Je me lève, m’approche d’elle.
— D’abord, parlez-moi de cet homme. Celui qui a tué mes parents.
Son visage se fige.
— Vous ne savez rien ?
— Presque rien.
— Il s’appelle Viktor. Il dirige le Clan des Ombres. Il… il était l’associé de votre père, autrefois.
Mon sang se glace.
— Mon père ne m’en a jamais parlé.
— Parce qu’il voulait vous protéger.
— Alors pourquoi l’avoir tué ?
Lya baisse la voix, comme si les murs eux-mêmes pouvaient l’entendre.
— Parce que votre père avait découvert des preuves. Des documents qui prouvent la trahison de Viktor, ses crimes, ses pactes avec des juges, des ministres… tout.
— Et ces documents ?
— Disparus. Le soir du meurtre, ils ont tout brûlé. Sauf une copie.
Mon cœur s’affole.
— Une copie ? Où ?
— Personne ne sait. Votre père disait qu’elle était dans “le seul endroit qu’elle seule connaît”.
— Elle seule ?
— Vous.
Je reste sans voix.
Moi ? Mon père aurait caché des preuves dans un endroit que seule moi connais ?
Je passe mes souvenirs en revue. La maison familiale, le jardin, l’arbre où je grimpais enfant, la boîte à secrets près de la cheminée…
Soudain, une image explose dans mon esprit.
— La maison de poupée… je murmure.
Lya me regarde, surprise.
— Quoi ?
— Mon père m’avait fabriqué une maison de poupée. Elle était creuse. Je cachais mes petits trésors dedans.
— Vous croyez que… ?
— Je ne sais pas. Mais c’est possible.
À cet instant, la porte s’ouvre. Ethan entre.
Il me jette un regard perçant.
— Tu as l’air d’avoir fait une découverte.
— Oui. Je dois retourner chez mon oncle.
— Pourquoi ?
— Pour récupérer quelque chose.
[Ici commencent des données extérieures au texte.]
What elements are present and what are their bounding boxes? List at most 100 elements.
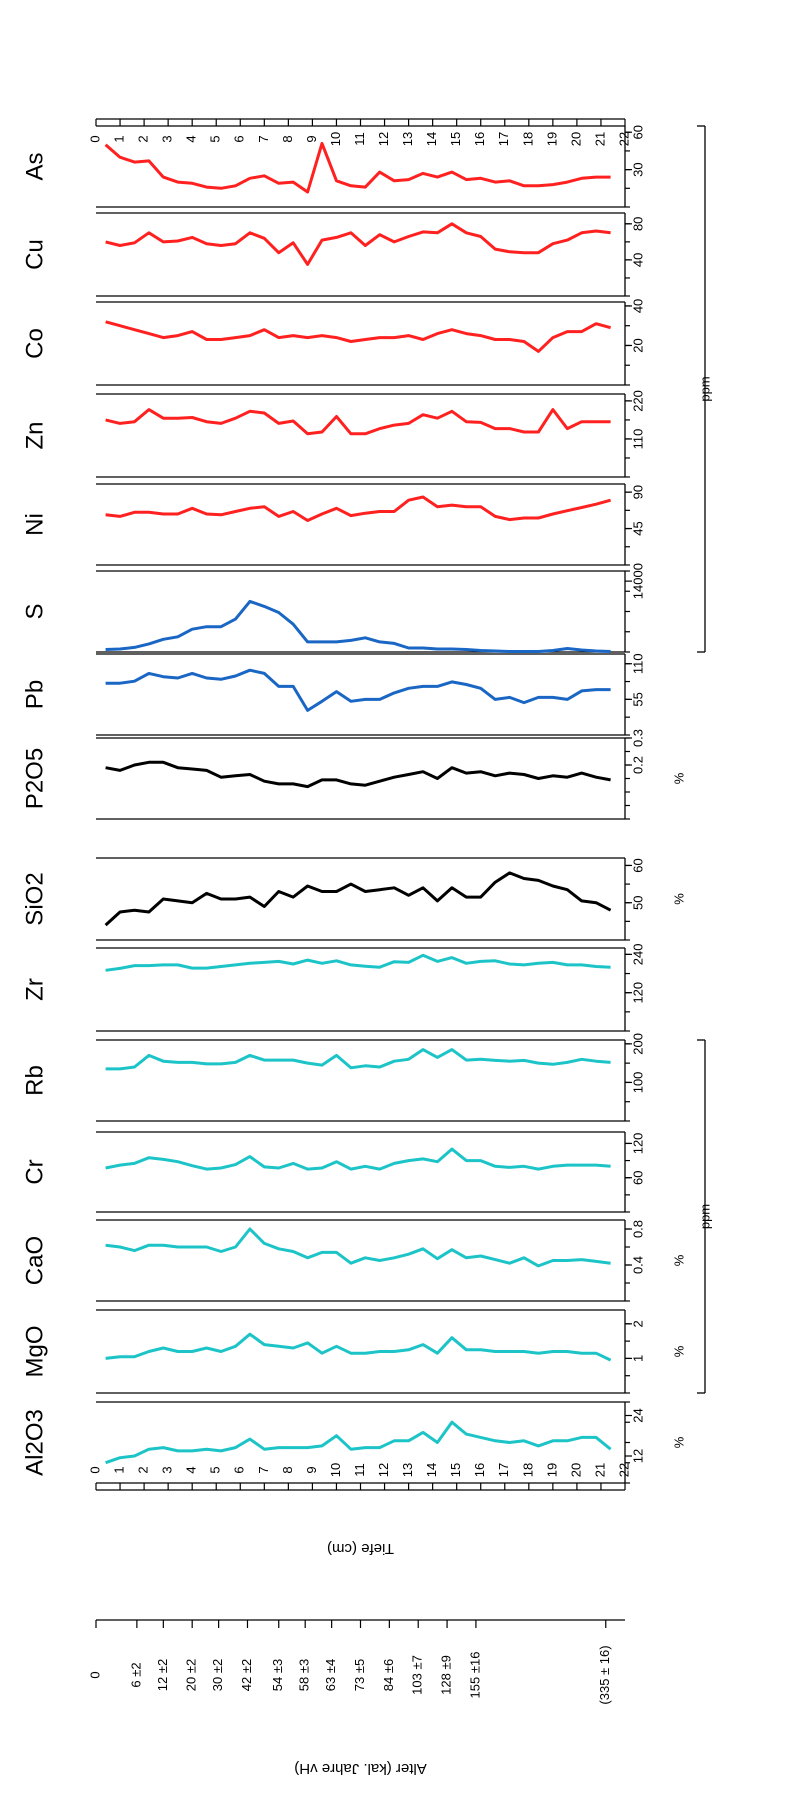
depth-tick-label: 19 <box>544 1463 559 1477</box>
depth-tick-label: 19 <box>544 132 559 146</box>
depth-tick-label: 22 <box>616 132 631 146</box>
panel-name-label: P2O5 <box>21 748 48 809</box>
depth-tick-label: 1 <box>111 1466 126 1473</box>
value-tick-label: 50 <box>630 895 645 909</box>
depth-tick-label: 0 <box>87 1466 102 1473</box>
panel-name-label: Rb <box>21 1065 48 1096</box>
value-tick-label: 200 <box>630 1033 645 1055</box>
value-tick-label: 240 <box>630 944 645 966</box>
depth-tick-label: 6 <box>232 135 247 142</box>
bracket-unit-label: ppm <box>697 1204 712 1229</box>
panel-name-label: S <box>21 603 48 619</box>
value-tick-label: 14000 <box>630 563 645 599</box>
panel-name-label: Co <box>21 328 48 359</box>
series-line-cr <box>105 1147 611 1171</box>
value-tick-label: 2 <box>630 1320 645 1327</box>
depth-tick-label: 13 <box>400 1463 415 1477</box>
series-line-ni <box>105 495 611 522</box>
panel-p2o5: 0.2 0.3 P2O5% <box>21 729 686 820</box>
value-tick-label: 12 <box>630 1449 645 1463</box>
depth-tick-label: 16 <box>472 1463 487 1477</box>
value-tick-label: 0.3 <box>630 729 645 747</box>
depth-tick-label: 13 <box>400 132 415 146</box>
value-tick-label: 220 <box>630 390 645 412</box>
age-tick-label: 30 ±2 <box>210 1659 225 1691</box>
depth-tick-label: 2 <box>136 135 151 142</box>
panel-name-label: Cr <box>21 1159 48 1184</box>
depth-tick-label: 3 <box>160 135 175 142</box>
value-tick-label: 60 <box>630 125 645 139</box>
value-tick-label: 45 <box>630 521 645 535</box>
depth-tick-label: 16 <box>472 132 487 146</box>
age-tick-label: (335 ± 16) <box>597 1645 612 1704</box>
value-tick-label: 60 <box>630 1170 645 1184</box>
panel-cu: 40 80 Cu <box>21 212 645 297</box>
depth-tick-label: 1 <box>111 135 126 142</box>
panel-ni: 45 90 Ni <box>21 483 645 566</box>
panel-cao: 0.4 0.8 CaO% <box>21 1219 686 1302</box>
depth-tick-label: 12 <box>376 1463 391 1477</box>
depth-tick-label: 14 <box>424 132 439 146</box>
panel-zr: 120 240 Zr <box>21 944 645 1032</box>
value-tick-label: 1 <box>630 1355 645 1362</box>
series-line-s <box>105 599 611 653</box>
depth-tick-label: 10 <box>328 132 343 146</box>
bracket-unit-label: ppm <box>697 376 712 401</box>
panel-rb: 100 200 Rb <box>21 1033 645 1122</box>
unit-bracket-0: ppm <box>697 1039 712 1394</box>
series-line-as <box>104 141 611 194</box>
depth-tick-label: 21 <box>592 132 607 146</box>
depth-tick-label: 0 <box>87 135 102 142</box>
panel-s: 14000 S <box>21 563 645 653</box>
series-line-al2o3 <box>105 1420 612 1465</box>
series-line-cu <box>105 222 611 266</box>
age-tick-label: 128 ±9 <box>439 1655 454 1695</box>
panel-mgo: 1 2 MgO% <box>21 1309 686 1394</box>
panel-name-label: MgO <box>21 1325 48 1377</box>
panel-unit-label: % <box>671 1345 686 1357</box>
depth-tick-label: 15 <box>448 1463 463 1477</box>
age-tick-label: 12 ±2 <box>155 1659 170 1691</box>
depth-tick-label: 20 <box>568 132 583 146</box>
panel-name-label: Zr <box>21 978 48 1001</box>
panel-pb: 55 110 Pb <box>21 653 645 736</box>
depth-tick-label: 14 <box>424 1463 439 1477</box>
depth-tick-label: 2 <box>136 1466 151 1473</box>
series-line-zn <box>105 408 611 436</box>
panel-zn: 110 220 Zn <box>21 390 645 478</box>
age-tick-label: 20 ±2 <box>184 1659 199 1691</box>
value-tick-label: 80 <box>630 217 645 231</box>
depth-axis-title: Tiefe (cm) <box>327 1540 394 1557</box>
age-tick-label: 63 ±4 <box>323 1659 338 1691</box>
age-axis-title: Alter (kal. Jahre vH) <box>294 1760 427 1777</box>
depth-tick-label: 3 <box>160 1466 175 1473</box>
panel-name-label: Ni <box>21 513 48 536</box>
series-line-mgo <box>105 1332 612 1362</box>
age-tick-label: 0 <box>87 1671 102 1678</box>
age-tick-label: 103 ±7 <box>410 1655 425 1695</box>
depth-tick-label: 22 <box>616 1463 631 1477</box>
value-tick-label: 110 <box>630 653 645 674</box>
depth-tick-label: 20 <box>568 1463 583 1477</box>
series-line-cao <box>105 1227 611 1268</box>
series-line-sio2 <box>104 871 612 927</box>
panel-name-label: CaO <box>21 1236 48 1285</box>
panel-name-label: Pb <box>21 680 48 709</box>
depth-tick-label: 12 <box>376 132 391 146</box>
panel-co: 20 40 Co <box>21 299 645 386</box>
panel-unit-label: % <box>671 772 686 784</box>
depth-tick-label: 7 <box>256 135 271 142</box>
series-line-pb <box>105 668 611 712</box>
value-tick-label: 100 <box>630 1072 645 1094</box>
depth-tick-label: 18 <box>520 132 535 146</box>
panel-cr: 60 120 Cr <box>21 1131 645 1213</box>
value-tick-label: 40 <box>630 299 645 313</box>
age-tick-label: 73 ±5 <box>352 1659 367 1691</box>
value-tick-label: 60 <box>630 858 645 872</box>
age-tick-label: 58 ±3 <box>297 1659 312 1691</box>
panel-unit-label: % <box>671 1436 686 1448</box>
age-tick-label: 42 ±2 <box>239 1659 254 1691</box>
depth-tick-label: 4 <box>184 135 199 142</box>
Un objet de mon enfance.
— Trop dangereux.
— C’est peut-être la seule preuve qui reste.
Il s’approche, contrarié.
— Et si c’est un piège ?
— Alors nous serons prudents.
— Nous ?
— Oui. Vous et moi.
Il me fixe longuement. Puis un sourire se dessine sur ses lèvres.
— Tu ne doutes jamais, n’est-ce pas ?
— Pas quand il s’agit de venger mes parents.
Il hoche la tête.
— Très bien. Nous partirons ce soir.
— Pas ce soir. Maintenant.
— Tina…
— Chaque heure compte. Et si Viktor apprenait que je suis ici ?
— Il le sait déjà.
Un frisson me parcourt.
— Alors il viendra.
— C’est pour ça que je t’entraîne.
Je serre les poings.
— Je ne veux pas attendre qu’il vienne. Je veux le prendre de vitesse.
Ethan se tourne vers Lya.
— Tu es sûre de vouloir rester ici ?
— Je ne peux pas partir, répond-elle. Mon fils…
— Je vais m’en occuper.
Elle écarquille les yeux.
— Vous feriez ça ?
— Tu as aidé Tina. C’est une dette.
Les larmes coulent sur ses joues.
— Merci, maître.
— Ne m’appelle plus comme ça. Appelle-moi Ethan.
Elle hoche la tête, émue.
Puis il se tourne vers moi.
— Prépare-toi. Nous partons dans une heure.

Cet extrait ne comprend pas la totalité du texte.